Interior Peace


(Picture found here)
“[I]nterior peace is not only a condition for spiritual combat, but is quite often the goal itself. Very frequently, spiritual combat consists precisely in this: defending one’s peace of heart against the enemy who attempts to steal it from us.

In effect, one of the most common strategies of the devil in his efforts to distance us from God and to slow our spiritual progress is to attempt to cause the loss of our interior peace. Here is what Dom Lorenzo Scupoli, one of the great spiritual masters of the 16th century, who was highly esteemed by Saint Francis de Sales, said: ‘The devil does his utmost to banish peace from one’s heart, because he knows that God abides in peace and it is in peace that He accomplishes great things.’

It would be well to keep this in mind, because, quite often in the daily unfolding of our Christian life it happens that we fight the wrong battle, if one may put it that way, because we orient our efforts in the wrong direction. We fight on a terrain where the devil subtly drags us and can vanquish us, instead of fighting on the real battlefield, where, on the contrary, by the grace of God, we are always certain of victory. And this is one of the great secrets of spiritual combat—to avoid fighting the wrong battle, to know how to discern, despite the ruses of our adversary, which is the real battlefield, what we truly have to struggle against and where we must place our efforts.

We believe, for example, that to win the spiritual battle we must vanquish all our faults, never succumb to temptation, have no more weaknesses or shortcomings. But on such a terrain we are sure to be vanquished! Because who among us can pretend never to fall? And it is certainly not this that God demands of us, for He knows of what we are made. He remembers we are dust (Psalm 103).

On the contrary, the real spiritual battle, rather than the pursuit of invincibility or some other absolute infallibility beyond our capacity, consists principally in learning, without becoming too discouraged, to accept falling occasionally and not to lose our peace of heart if we should happen to do so lamentably, not to become excessively sad regarding our defeats and to know how to rebound from our falls to an even higher level. This is always possible, but on the condition that we not panic and that we continue to maintain our peace.

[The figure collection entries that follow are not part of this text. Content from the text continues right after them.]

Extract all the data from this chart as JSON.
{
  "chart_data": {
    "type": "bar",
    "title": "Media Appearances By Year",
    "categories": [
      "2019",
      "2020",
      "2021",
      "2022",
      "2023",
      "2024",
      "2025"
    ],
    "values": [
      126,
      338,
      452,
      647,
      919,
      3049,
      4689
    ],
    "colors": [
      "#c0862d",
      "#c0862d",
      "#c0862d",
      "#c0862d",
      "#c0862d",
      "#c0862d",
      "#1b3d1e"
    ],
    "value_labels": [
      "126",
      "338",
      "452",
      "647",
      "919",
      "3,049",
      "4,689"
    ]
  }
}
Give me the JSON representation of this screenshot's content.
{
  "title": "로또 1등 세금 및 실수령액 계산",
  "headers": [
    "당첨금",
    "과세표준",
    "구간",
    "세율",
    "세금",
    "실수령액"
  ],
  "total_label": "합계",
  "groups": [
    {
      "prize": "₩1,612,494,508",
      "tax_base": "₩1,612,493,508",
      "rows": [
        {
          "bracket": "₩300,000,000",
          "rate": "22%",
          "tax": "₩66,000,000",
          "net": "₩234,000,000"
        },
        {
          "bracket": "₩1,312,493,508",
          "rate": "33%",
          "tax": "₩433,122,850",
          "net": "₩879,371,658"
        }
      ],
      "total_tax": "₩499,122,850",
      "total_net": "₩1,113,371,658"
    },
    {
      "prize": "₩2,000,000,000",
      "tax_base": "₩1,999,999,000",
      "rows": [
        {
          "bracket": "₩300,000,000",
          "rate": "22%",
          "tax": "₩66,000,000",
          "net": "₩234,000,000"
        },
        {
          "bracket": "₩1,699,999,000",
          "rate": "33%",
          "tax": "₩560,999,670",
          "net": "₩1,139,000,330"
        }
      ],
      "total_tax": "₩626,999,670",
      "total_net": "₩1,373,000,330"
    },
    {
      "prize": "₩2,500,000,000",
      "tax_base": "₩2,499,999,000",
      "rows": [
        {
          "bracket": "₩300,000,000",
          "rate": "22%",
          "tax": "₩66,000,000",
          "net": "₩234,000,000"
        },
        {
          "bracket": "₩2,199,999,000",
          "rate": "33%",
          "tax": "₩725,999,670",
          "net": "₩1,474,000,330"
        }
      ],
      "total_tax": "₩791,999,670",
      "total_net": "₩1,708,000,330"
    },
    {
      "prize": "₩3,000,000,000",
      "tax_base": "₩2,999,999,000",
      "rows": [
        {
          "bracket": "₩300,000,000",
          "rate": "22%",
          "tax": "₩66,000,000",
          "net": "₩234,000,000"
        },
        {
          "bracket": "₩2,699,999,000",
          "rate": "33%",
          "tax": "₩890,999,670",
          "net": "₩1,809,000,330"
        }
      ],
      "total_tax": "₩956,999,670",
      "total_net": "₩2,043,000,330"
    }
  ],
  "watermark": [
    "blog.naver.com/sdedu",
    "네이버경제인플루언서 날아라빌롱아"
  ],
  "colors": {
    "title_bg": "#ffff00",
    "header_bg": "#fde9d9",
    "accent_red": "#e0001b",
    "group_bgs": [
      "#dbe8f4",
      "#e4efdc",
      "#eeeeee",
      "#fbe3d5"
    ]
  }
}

One could, then, with reason, enunciate this principle: The first goal of spiritual combat, that toward which our efforts must above all else be directed, is not to always obtain a victory (over our temptations, our weaknesses, etc.), rather it is to learn to maintain peace of heart under all circumstances, even in the case of defeat. It is only in this way that we can pursue the other goal, which is the elimination of our failures, our faults, our imperfections and sins. This is ultimately the victory that we must want and desire, knowing, however, that it is not by our own strength that we will obtain it and, therefore, not pretending that we can obtain it immediately. It is uniquely the grace of God that will obtain the victory for us, whose grace will be the more efficacious and rapid, the more we place maintaining our interior peace and sense of confident abandonment in the hands of our Father in Heaven.”